This series explores the journey of a river from the source to the open sea. Themes touched upon include time passing, light, colour, and change. The etching plates are deeply bitten and have been heavily worked in successive layers over time. Translucent, pure colours are layered on to the plate, which are pressed onto handmade paper leaving deep, coloured relief. It is remarkable that the robust zinc etching plates and press can replicate the flowing and transient nature of water. The techniques used in this series are rarely, if ever, seen in etching.
Originally inspired by antique Parisian wrought iron and artists such as Jim Dine and printmaker Aldo Crommelynk, the themes of life and death are explored through the medium of etching. Etching lends itself to the visual description of the erosion of metal; of solidity and durability. However the elusive atmosphere of the ethereal and transient has been captured. A visual barrier is presented, yet the viewer in no way feels that the pictorial space is inaccessible. The physical carving of the metal has also been used to give a tactile approach to the sculpting of the human form, in particular the infant which is quite literally being formed and genetically sculpted within the womb.

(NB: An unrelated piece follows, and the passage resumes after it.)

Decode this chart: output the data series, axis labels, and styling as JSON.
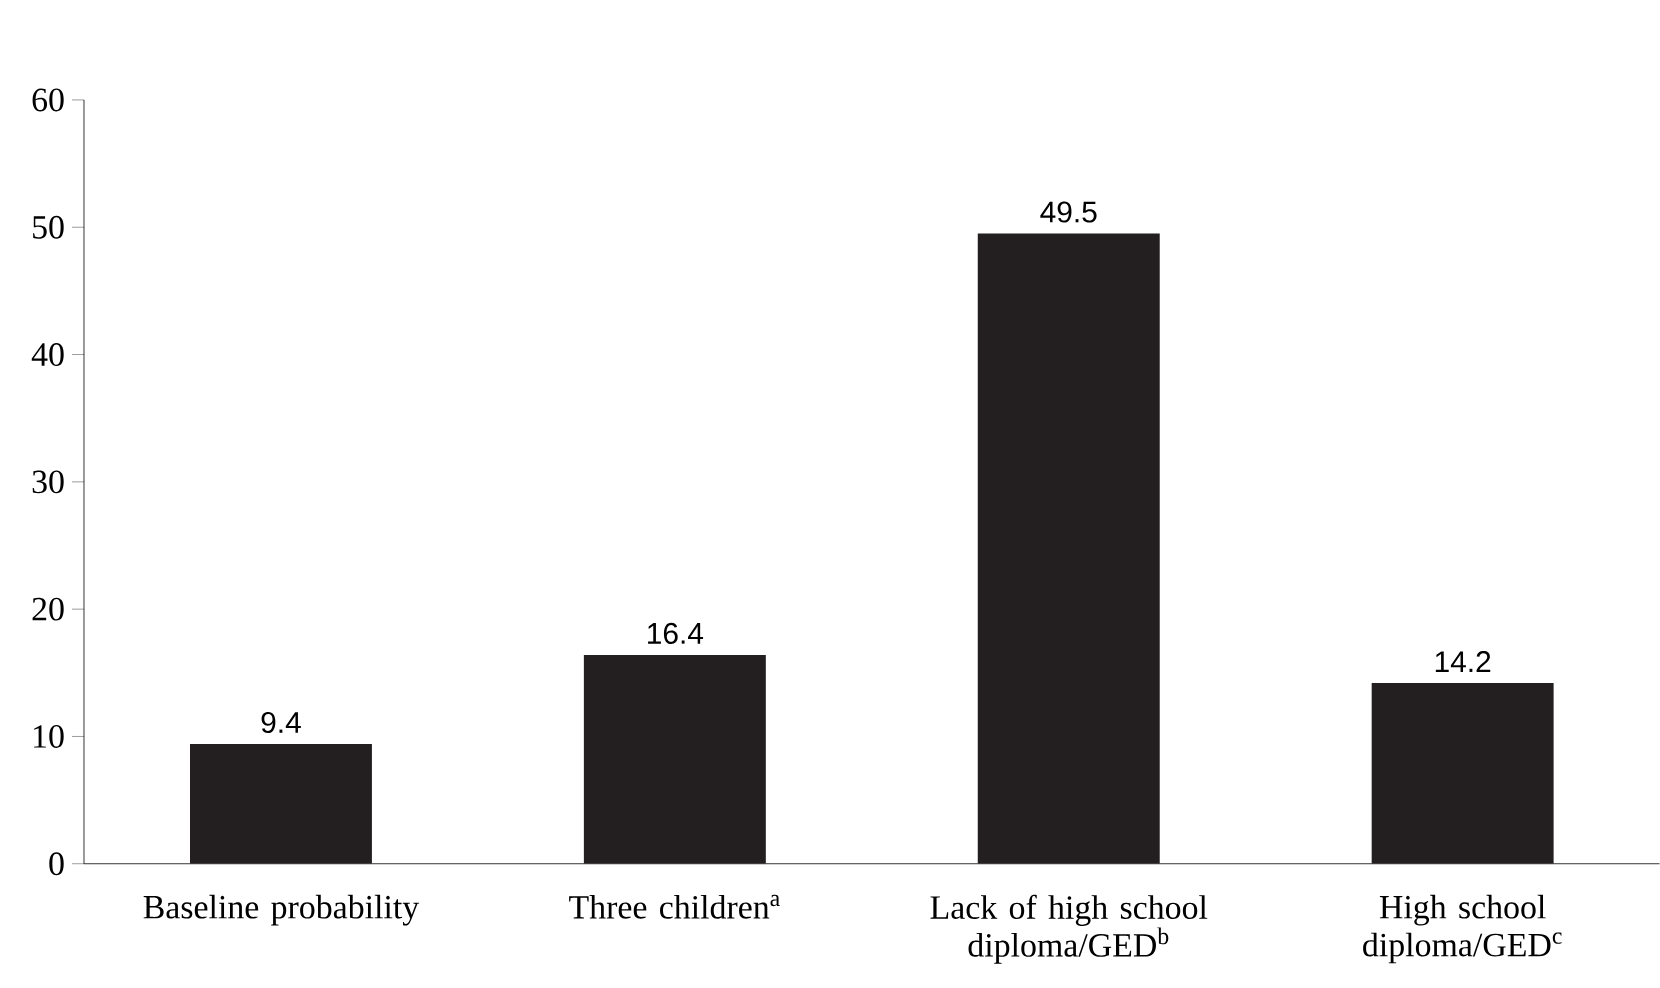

These works explore the fleeting nature of seasons and time of day. They are partially inspired by the Impressionists, but use thoroughly contemporary methods, including electric tools and aerosol aquatints. The physical surfaces of the prints are heavily embossed, which is caused by leaving the zinc plate in the acid for days. The plates for the Mulberry Tree series are mirror images, and thus when hung consecutively they appear to twist and turn, dancing through the seasons.

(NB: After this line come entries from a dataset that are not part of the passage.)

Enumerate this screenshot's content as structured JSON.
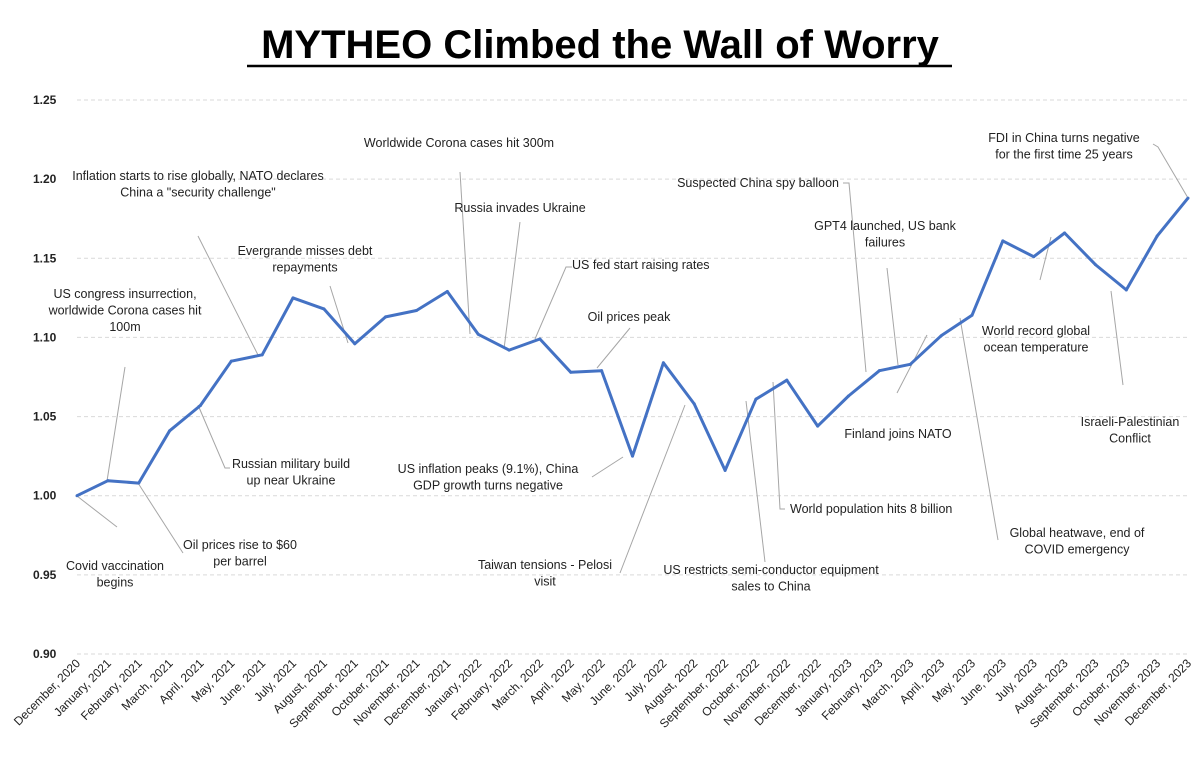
{
  "chart_data": {
    "type": "line",
    "title": "MYTHEO Climbed the Wall of Worry",
    "xlabel": "",
    "ylabel": "",
    "ylim": [
      0.9,
      1.25
    ],
    "yticks": [
      "0.90",
      "0.95",
      "1.00",
      "1.05",
      "1.10",
      "1.15",
      "1.20",
      "1.25"
    ],
    "grid": true,
    "legend": "none",
    "color": "#4472C4",
    "categories": [
      "December, 2020",
      "January, 2021",
      "February, 2021",
      "March, 2021",
      "April, 2021",
      "May, 2021",
      "June, 2021",
      "July, 2021",
      "August, 2021",
      "September, 2021",
      "October, 2021",
      "November, 2021",
      "December, 2021",
      "January, 2022",
      "February, 2022",
      "March, 2022",
      "April, 2022",
      "May, 2022",
      "June, 2022",
      "July, 2022",
      "August, 2022",
      "September, 2022",
      "October, 2022",
      "November, 2022",
      "December, 2022",
      "January, 2023",
      "February, 2023",
      "March, 2023",
      "April, 2023",
      "May, 2023",
      "June, 2023",
      "July, 2023",
      "August, 2023",
      "September, 2023",
      "October, 2023",
      "November, 2023",
      "December, 2023"
    ],
    "values": [
      1.0,
      1.0095,
      1.008,
      1.041,
      1.057,
      1.085,
      1.089,
      1.125,
      1.118,
      1.096,
      1.113,
      1.117,
      1.129,
      1.102,
      1.092,
      1.099,
      1.078,
      1.079,
      1.025,
      1.084,
      1.058,
      1.016,
      1.061,
      1.073,
      1.044,
      1.063,
      1.079,
      1.083,
      1.101,
      1.114,
      1.161,
      1.151,
      1.166,
      1.146,
      1.13,
      1.164,
      1.188
    ],
    "annotations": [
      {
        "month": 0,
        "lines": [
          "Covid vaccination",
          "begins"
        ]
      },
      {
        "month": 2,
        "lines": [
          "Oil prices rise to $60",
          "per barrel"
        ]
      },
      {
        "month": 1,
        "lines": [
          "US congress insurrection,",
          "worldwide Corona cases hit",
          "100m"
        ]
      },
      {
        "month": 6,
        "lines": [
          "Inflation starts to rise globally, NATO declares",
          "China a \"security challenge\""
        ]
      },
      {
        "month": 4,
        "lines": [
          "Russian military build",
          "up near Ukraine"
        ]
      },
      {
        "month": 9,
        "lines": [
          "Evergrande misses debt",
          "repayments"
        ]
      },
      {
        "month": 13,
        "lines": [
          "Worldwide Corona cases hit 300m"
        ]
      },
      {
        "month": 14,
        "lines": [
          "Russia invades Ukraine"
        ]
      },
      {
        "month": 15,
        "lines": [
          "US fed start raising rates"
        ]
      },
      {
        "month": 17,
        "lines": [
          "Oil prices peak"
        ]
      },
      {
        "month": 18,
        "lines": [
          "US inflation peaks (9.1%), China",
          "GDP growth turns negative"
        ]
      },
      {
        "month": 20,
        "lines": [
          "Taiwan tensions - Pelosi",
          "visit"
        ]
      },
      {
        "month": 22,
        "lines": [
          "US restricts semi-conductor equipment",
          "sales to China"
        ]
      },
      {
        "month": 23,
        "lines": [
          "World population hits 8 billion"
        ]
      },
      {
        "month": 26,
        "lines": [
          "Suspected China spy balloon"
        ]
      },
      {
        "month": 27,
        "lines": [
          "GPT4 launched, US bank",
          "failures"
        ]
      },
      {
        "month": 28,
        "lines": [
          "Finland joins NATO"
        ]
      },
      {
        "month": 32,
        "lines": [
          "World record global",
          "ocean temperature"
        ]
      },
      {
        "month": 29,
        "lines": [
          "Global heatwave, end of",
          "COVID emergency"
        ]
      },
      {
        "month": 34,
        "lines": [
          "Israeli-Palestinian",
          "Conflict"
        ]
      },
      {
        "month": 36,
        "lines": [
          "FDI in China turns negative",
          "for the first time 25 years"
        ]
      }
    ]
  }
}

Landscape remains a fascinating subject; always different but also the same. Spending time and drawing a particular area over time imprints aspects of it on one's memory. It is a way of exploring an area in depth. The Margate series of etchings are drawn from views that JMW Turner knew well and worked on many times. Having known Margate from childhood, the colours in these etchings are remembered from past long hot summer days.